Я улыбнулась и пожала плечами. Стала медленно раздеваться (слово «медленно» подчеркивает двусмысленность процесса), а он, по окончании сцены, показал большой смуглый «класс!». В нем было что-то от самца, от бычка, от мужлана, когда он бессовестно таращился на меня. И самым будоражащим тут был факт присутствия
Я нервно засмеялась.
И он тоже засмеялся и одобрительно покачал головой.
А Ксюшечка лежала между нами и грустно ковыряла палочкой в бетонной щели под лежаком.
Короткий путь в кабинку. Сладкие тернии. Неприятель сидит по-турецки и, завидев меня, явно ожидая этого момента, сложив рупором свои темные теплые руки, кричит что-то иронично-веселенькое. А я, лихо перекинув через плечо мокрый купальник, прищурилась на него:
– А?
– Грудь у тебя красивая!
– Это я и без тебя знаю!
Вера сидела рядом с ним, чистила персик, и ее флегматичное лицо ровным счетом ничего не выражало. Даже весь ее загадочно-надменный лед куда-то стаял.
– ...Господи, как она может терпеть такое унижение? – в сердцах воскликнул папаша, когда я за дежурной послеобеденной партией в «эрудит» заметила, что она, вообще-то, неплохой человек.
– Почему?
– Она же любит его, хочет быть с ним любой ценой – кормит его, обслуживает его и будто мирится со всеми его бабами, тем самым показывая свою уникальность. А он снисходительно принимает ее, до тех пор, пока не станет мешать.
Когда дело клонилось к отходу, их полку прибыло. Танька, завидев меня, понимающе вышла на нейтральную полосу, оставив оладушки и кофе на своем завидном месте у гепардовых коленей. Я тоже оставила папашу с сумками у «соборика» и пошла к ней навстречу. Выглядели, наверное, как два посланца на поле боя, представители двух враждующих сторон.

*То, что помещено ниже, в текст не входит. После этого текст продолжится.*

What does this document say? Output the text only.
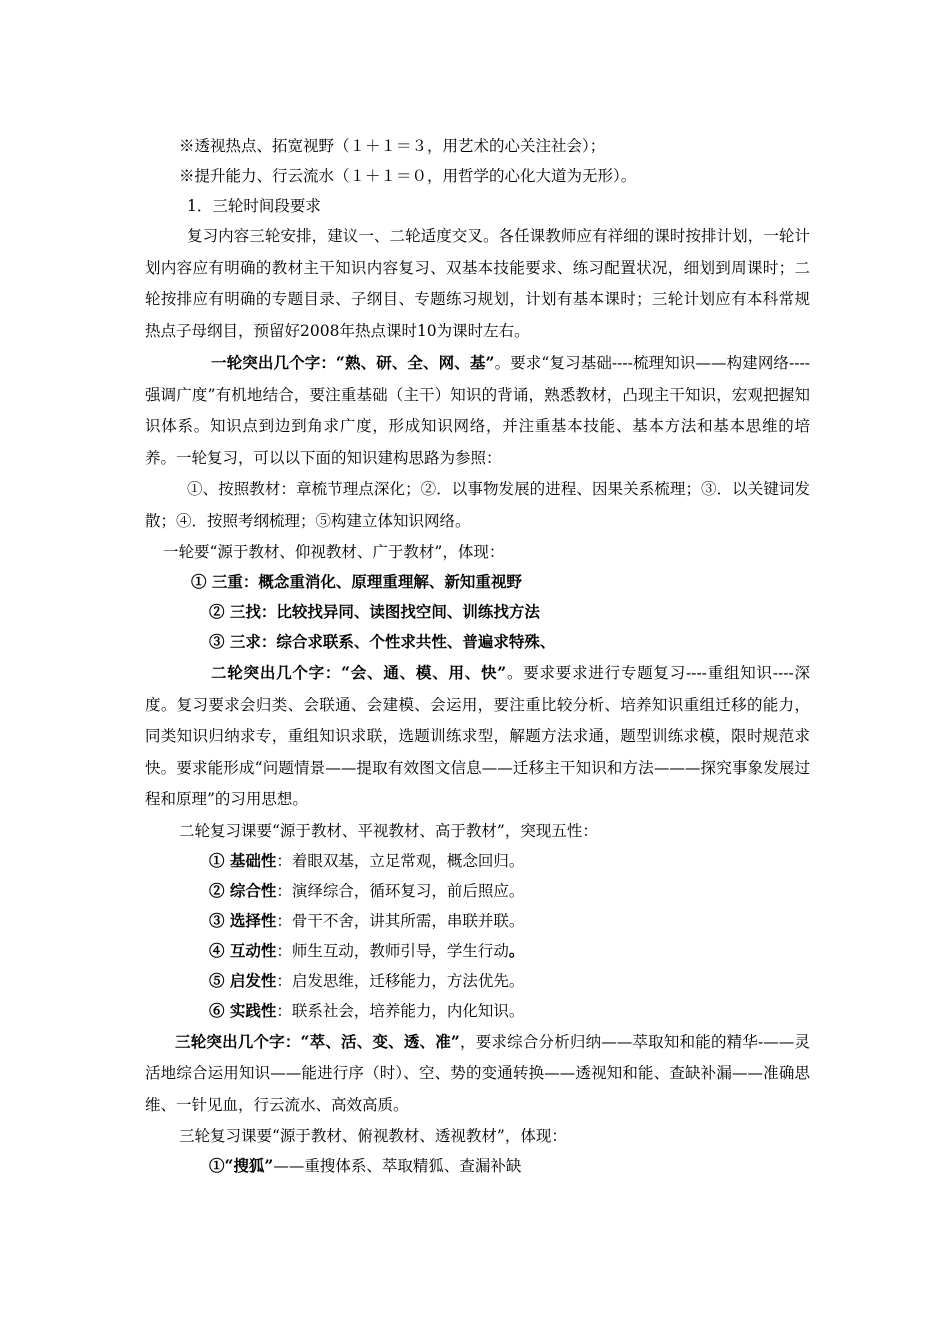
※透视热点、拓宽视野（１＋１＝３，用艺术的心关注社会）；
※提升能力、行云流水（１＋１＝０，用哲学的心化大道为无形）。
1．三轮时间段要求
复习内容三轮安排，建议一、二轮适度交叉。各任课教师应有祥细的课时按排计划，一轮计划内容应有明确的教材主干知识内容复习、双基本技能要求、练习配置状况，细划到周课时；二轮按排应有明确的专题目录、子纲目、专题练习规划，计划有基本课时；三轮计划应有本科常规热点子母纲目，预留好2008年热点课时10为课时左右。
一轮突出几个字：“熟、研、全、网、基”。要求“复习基础----梳理知识——构建网络----强调广度”有机地结合，要注重基础（主干）知识的背诵，熟悉教材，凸现主干知识，宏观把握知识体系。知识点到边到角求广度，形成知识网络，并注重基本技能、基本方法和基本思维的培养。一轮复习，可以以下面的知识建构思路为参照：
①、按照教材：章梳节理点深化；②．以事物发展的进程、因果关系梳理；③．以关键词发散；④．按照考纲梳理；⑤构建立体知识网络。
一轮要“源于教材、仰视教材、广于教材”，体现：
① 三重：概念重消化、原理重理解、新知重视野
② 三找：比较找异同、读图找空间、训练找方法
③ 三求：综合求联系、个性求共性、普遍求特殊、
二轮突出几个字：“会、通、模、用、快”。要求要求进行专题复习----重组知识----深度。复习要求会归类、会联通、会建模、会运用，要注重比较分析、培养知识重组迁移的能力，同类知识归纳求专，重组知识求联，选题训练求型，解题方法求通，题型训练求模，限时规范求快。要求能形成“问题情景——提取有效图文信息——迁移主干知识和方法———探究事象发展过程和原理”的习用思想。
二轮复习课要“源于教材、平视教材、高于教材”，突现五性：
① 基础性：着眼双基，立足常观，概念回归。
② 综合性：演绎综合，循环复习，前后照应。
③ 选择性：骨干不舍，讲其所需，串联并联。
④ 互动性：师生互动，教师引导，学生行动。
⑤ 启发性：启发思维，迁移能力，方法优先。
⑥ 实践性：联系社会，培养能力，内化知识。
三轮突出几个字：“萃、活、变、透、准”，要求综合分析归纳——萃取知和能的精华-——灵活地综合运用知识——能进行序（时）、空、势的变通转换——透视知和能、查缺补漏——准确思维、一针见血，行云流水、高效高质。
三轮复习课要“源于教材、俯视教材、透视教材”，体现：
①“搜狐”——重搜体系、萃取精狐、查漏补缺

– Привет. Мы с Оксанкой в «Днепре» в казаков-разбойников играли. Она все время проигрывала. И меня ни разу найти не смогла, – официальным тоном было сообщено мне на дистанции в метр.
– А сколько ей лет?
– Много. Наверное, двадцать или около того. Но ведь это не важно?
– Нет, конечно.
Tag Vier (день четвертый)
Свежий утренний ветер обдавал меня коктейлем острых влажных запахов ночного миндаля и можжевельников с морем. Мы спускались по «старой лестнице», недавно отреставрированной и потерявшей большую долю своей дикости и вытекающей из нее романтики. Мне было приятно, но и одновременно как-то не по себе от осознания того, что куда-то провалились уже целых три дня.
На этот раз пришли раньше, чем вчера. Было только восемь – эта замечательная пора ожидания, пока солнце протянет свои лучи и на наш пляж. Вокруг ни души, и всем телом чувствуешь, как ночь постепенно испаряется с холодной гальки. Пронзительно голубое небо и золотистая мягкость солнца.
Утро.
Ладно, хватит отступлений.
Когда мы спускались все по той же лестнице, я увидела у «соборика» двух странно одетых девушек, стоящих друг напротив друга с длинными желтыми палками. Обе сосредоточенно и неуклюже пытались ими крутить (как гусарки-красавицы в коротеньких юбочках на военном параде в фильме про Одессу). Палки то и дело падали, издавая сухие неприятные звуки в этой незыблемой тиши. Я бы и не написала про них ничего, если бы где-то с третьего снизу пролета не узнала бы в них Веру и Ксюшечку. М-да. Как же все предсказуемо у вас, ребята! Ведь внося просветление в тела этих юных прелестниц, вы проводите их через полный цикл восточных мистерий, этими экзотическими телодвижениями внося еще больше необычности и романтики. Это же все показуха! Что эти тренировки дают твоим юным подружкам (или как ты там их называешь)? Помнится, через что-то такое проходила и я... впрочем (стою на предпоследней ступеньке и гляжу мимо них на море), я бы, ясный перец, хотела, чтоб те дни вернулись...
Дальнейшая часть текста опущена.